Der Wald muss in Zukunft einiges aushalten. Das ist die Quintessenz eines Waldrundgangs in Leinfelden-Echterdingen am Wochenende. Ein Experte erklärte Stadträten und Bürgern, worauf man sich in hiesigen Gefilden einzustellen hat.

Musberg - Buchen geht es offenbar so wie Menschen, die auf Sonnencreme verzichten. Am Waldrand unweit der Tennisplätze des TSV Musberg stehen einige ziemlich ausgedörrte Bäume. Sie wirken, als wäre just an jener Stelle saurer Regen ohne Unterlass gefallen. Doch mit Luftverschmutzung habe der traurige Anblick wenig zu tun, meint Armin Tomm, Leiter des Sachgebiets Reviere West bei der Unteren Forstbehörde im Landkreis Esslingen.

 

Er macht den Klimawandel für das krankhafte Aussehen der Buchen verantwortlich. 1999 fegte der Orkan Lothar Fichten hinweg, die den Buchen an dieser Stelle als Sonnenschutz dienten. In den vergangenen Jahrzehnten nahm nun sowohl die Anzahl der heißen Tage als auch der Sonnenstunden aufgrund der Erderwärmung zu. „Die Folgen sind auch nicht anders als beim Menschen. Der Baum kriegt einen ziemlich heftigen Sonnenbrand.“

Tomm stellt Prognosen vor

Eva Noller, Erste Bürgermeisterin von Leinfelden-Echterdingen, hört den Schilderungen des Forstdirektors aufmerksam zu. „Ich finde es schon erstaunlich, dass wir jetzt schon die Folgen des Klimawandels bei einem Waldspaziergang erkennen können“, meint sie. Auch viele Mitglieder des Gemeinderats sowie Bürger wollten die Gelegenheit nutzen, von einem Fachmann gezeigt zu bekommen, wie sich der zunehmende Wärmestress auf den Wald auswirkt. Für Manfred Lieb, zuständiger Sachbearbeiter Wald bei der Stadtverwaltung von Leinfelden-Echterdingen, ist der rege Andrang beim turnusgemäß alle zwei Jahre organisierten Waldumgang kein Zufall. „Wir haben thematisch offenbar viele Leute dieses Mal angesprochen“, sagt er. Lieb verweist auf die Nachrichten der vergangenen Monate von den Hurrikankatastrophen in den USA bis zu Donald Trumps Rückzugsplänen aus dem Pariser Klimaabkommen. Obwohl auch Wissenschaftler noch nicht sagen können, wie sich dieser Schritt auf die Klimamodelle auswirkt, gibt Forstdirektor Tomm den Teilnehmern des Waldrundgangs einen Einblick in die Prognosen für die Region und ihre Wälder.

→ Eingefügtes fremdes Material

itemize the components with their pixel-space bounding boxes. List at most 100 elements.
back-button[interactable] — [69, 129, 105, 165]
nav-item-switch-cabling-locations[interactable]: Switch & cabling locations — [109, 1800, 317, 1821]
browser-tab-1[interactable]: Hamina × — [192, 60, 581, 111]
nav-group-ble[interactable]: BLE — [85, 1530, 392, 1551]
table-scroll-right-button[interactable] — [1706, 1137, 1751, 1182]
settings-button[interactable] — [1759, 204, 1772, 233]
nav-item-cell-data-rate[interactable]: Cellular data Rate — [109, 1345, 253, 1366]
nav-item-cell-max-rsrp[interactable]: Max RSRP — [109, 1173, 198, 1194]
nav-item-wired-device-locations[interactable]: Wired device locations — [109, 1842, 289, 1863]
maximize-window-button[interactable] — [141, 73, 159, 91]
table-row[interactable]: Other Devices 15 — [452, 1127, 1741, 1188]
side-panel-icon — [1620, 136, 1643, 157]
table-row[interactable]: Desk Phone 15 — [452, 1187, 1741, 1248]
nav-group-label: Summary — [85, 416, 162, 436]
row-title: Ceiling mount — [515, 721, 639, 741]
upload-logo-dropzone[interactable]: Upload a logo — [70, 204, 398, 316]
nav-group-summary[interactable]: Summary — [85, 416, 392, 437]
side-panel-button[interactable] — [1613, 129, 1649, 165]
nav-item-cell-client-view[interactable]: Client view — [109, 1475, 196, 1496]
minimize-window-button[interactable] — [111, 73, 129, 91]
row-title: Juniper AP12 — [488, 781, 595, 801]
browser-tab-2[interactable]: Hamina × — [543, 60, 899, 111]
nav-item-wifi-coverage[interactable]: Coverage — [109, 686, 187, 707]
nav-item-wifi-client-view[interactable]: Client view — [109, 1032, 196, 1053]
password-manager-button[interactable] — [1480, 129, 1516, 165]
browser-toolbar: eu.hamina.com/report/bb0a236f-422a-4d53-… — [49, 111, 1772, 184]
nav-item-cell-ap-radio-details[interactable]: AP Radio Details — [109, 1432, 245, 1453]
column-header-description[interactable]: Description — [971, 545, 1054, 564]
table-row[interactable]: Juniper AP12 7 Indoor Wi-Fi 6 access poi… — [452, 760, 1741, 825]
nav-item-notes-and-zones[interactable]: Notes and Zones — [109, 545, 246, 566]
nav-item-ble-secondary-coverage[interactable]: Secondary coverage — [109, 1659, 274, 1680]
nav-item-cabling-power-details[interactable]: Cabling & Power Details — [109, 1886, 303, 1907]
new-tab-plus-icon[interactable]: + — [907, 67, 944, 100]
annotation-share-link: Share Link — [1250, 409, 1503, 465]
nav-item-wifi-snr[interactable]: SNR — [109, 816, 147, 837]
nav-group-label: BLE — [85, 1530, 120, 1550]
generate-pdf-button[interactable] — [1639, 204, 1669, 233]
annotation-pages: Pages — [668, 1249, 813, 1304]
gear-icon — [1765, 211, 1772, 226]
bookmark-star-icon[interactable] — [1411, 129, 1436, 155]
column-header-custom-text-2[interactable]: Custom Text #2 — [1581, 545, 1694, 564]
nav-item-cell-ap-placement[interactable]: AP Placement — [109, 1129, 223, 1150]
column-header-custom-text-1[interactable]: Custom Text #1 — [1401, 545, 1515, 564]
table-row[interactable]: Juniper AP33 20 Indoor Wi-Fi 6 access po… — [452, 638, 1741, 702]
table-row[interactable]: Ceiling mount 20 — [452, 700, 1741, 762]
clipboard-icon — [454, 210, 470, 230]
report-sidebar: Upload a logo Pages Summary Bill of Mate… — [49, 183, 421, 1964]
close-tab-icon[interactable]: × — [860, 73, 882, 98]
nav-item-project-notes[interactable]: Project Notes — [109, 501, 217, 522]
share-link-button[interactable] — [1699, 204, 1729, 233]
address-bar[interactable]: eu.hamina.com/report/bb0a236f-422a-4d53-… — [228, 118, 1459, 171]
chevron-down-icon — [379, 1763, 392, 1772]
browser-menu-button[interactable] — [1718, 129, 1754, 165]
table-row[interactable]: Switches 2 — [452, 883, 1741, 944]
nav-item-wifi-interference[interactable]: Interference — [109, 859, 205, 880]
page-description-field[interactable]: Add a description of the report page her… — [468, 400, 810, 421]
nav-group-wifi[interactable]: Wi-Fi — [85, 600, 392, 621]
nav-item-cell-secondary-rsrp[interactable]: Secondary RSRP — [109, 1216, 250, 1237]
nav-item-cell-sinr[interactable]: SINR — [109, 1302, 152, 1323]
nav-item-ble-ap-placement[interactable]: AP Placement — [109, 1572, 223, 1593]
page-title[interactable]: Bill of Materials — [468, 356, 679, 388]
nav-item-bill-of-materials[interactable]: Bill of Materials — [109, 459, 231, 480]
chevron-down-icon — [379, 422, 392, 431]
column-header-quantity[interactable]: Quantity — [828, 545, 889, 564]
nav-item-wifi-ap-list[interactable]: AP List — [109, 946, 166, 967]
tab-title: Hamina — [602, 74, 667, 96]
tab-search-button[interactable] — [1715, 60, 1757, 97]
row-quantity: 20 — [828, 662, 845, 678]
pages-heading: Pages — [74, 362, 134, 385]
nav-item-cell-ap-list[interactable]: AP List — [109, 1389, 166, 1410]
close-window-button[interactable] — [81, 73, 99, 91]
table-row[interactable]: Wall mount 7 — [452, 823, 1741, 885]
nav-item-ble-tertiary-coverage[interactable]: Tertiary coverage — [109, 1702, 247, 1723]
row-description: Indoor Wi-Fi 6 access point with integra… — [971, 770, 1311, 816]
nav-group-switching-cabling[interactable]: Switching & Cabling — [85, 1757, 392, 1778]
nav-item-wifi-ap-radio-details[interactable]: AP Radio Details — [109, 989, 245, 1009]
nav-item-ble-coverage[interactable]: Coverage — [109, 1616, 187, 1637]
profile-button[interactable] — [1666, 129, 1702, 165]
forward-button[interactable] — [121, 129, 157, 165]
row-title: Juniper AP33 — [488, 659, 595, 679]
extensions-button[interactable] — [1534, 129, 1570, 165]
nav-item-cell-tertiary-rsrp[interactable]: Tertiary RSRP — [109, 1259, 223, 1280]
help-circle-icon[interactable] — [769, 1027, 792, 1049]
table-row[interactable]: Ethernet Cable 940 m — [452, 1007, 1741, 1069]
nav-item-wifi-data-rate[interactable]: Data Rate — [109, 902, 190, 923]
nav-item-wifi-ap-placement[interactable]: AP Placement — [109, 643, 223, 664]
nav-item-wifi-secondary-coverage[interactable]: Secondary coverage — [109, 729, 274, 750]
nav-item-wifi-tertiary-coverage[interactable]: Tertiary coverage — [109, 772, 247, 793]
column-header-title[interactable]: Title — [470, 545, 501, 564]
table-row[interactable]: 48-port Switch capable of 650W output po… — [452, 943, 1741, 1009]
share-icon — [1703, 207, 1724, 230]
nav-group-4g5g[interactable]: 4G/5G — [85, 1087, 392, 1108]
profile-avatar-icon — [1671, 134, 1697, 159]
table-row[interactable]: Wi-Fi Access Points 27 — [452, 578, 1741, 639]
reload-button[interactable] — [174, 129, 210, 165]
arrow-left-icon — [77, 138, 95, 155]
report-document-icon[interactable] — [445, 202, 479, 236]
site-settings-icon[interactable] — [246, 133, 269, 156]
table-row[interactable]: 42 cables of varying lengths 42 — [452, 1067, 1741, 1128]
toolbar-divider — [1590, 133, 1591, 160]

In Süddeutschland sei von einer Erwärmung um zwei Grad im weiteren Verlauf des Jahrhunderts auszugehen, erklärt Tomm. Ausgerechnet jene Baumart, an denen er auf dem Rundgang die Schäden durch Sonnenstrahlen demonstriert, erklärt er zu den Gewinnern der Entwicklung: Buchen seien aufgrund ihrer genetischen Diversität widerstandsfähiger als andere Baumarten. Sie würden sich vermehrt im süddeutschen Wald durchsetzen. Allerdings ist die Prognose zeitlich begrenzt auf die kommenden 20 Jahre. Ob der Buchenbestand in der zweiten Hälfte des 21. Jahrhunderts die Temperaturentwicklung weiterhin schadlos hinnimmt, sei noch nicht ausgemacht, sagt Tomm. Sicher sei dagegen, dass die Wälder trockener werden und die Waldbrandgefahr steige.

Dem Wald helfen könne da eine stärkere Durchforstung, meint Tomm. „Wir brauchen mehr vitale Bäume“, sagt er. Anders ausgedrückt, muss der Wald in Zukunft einiges aushalten.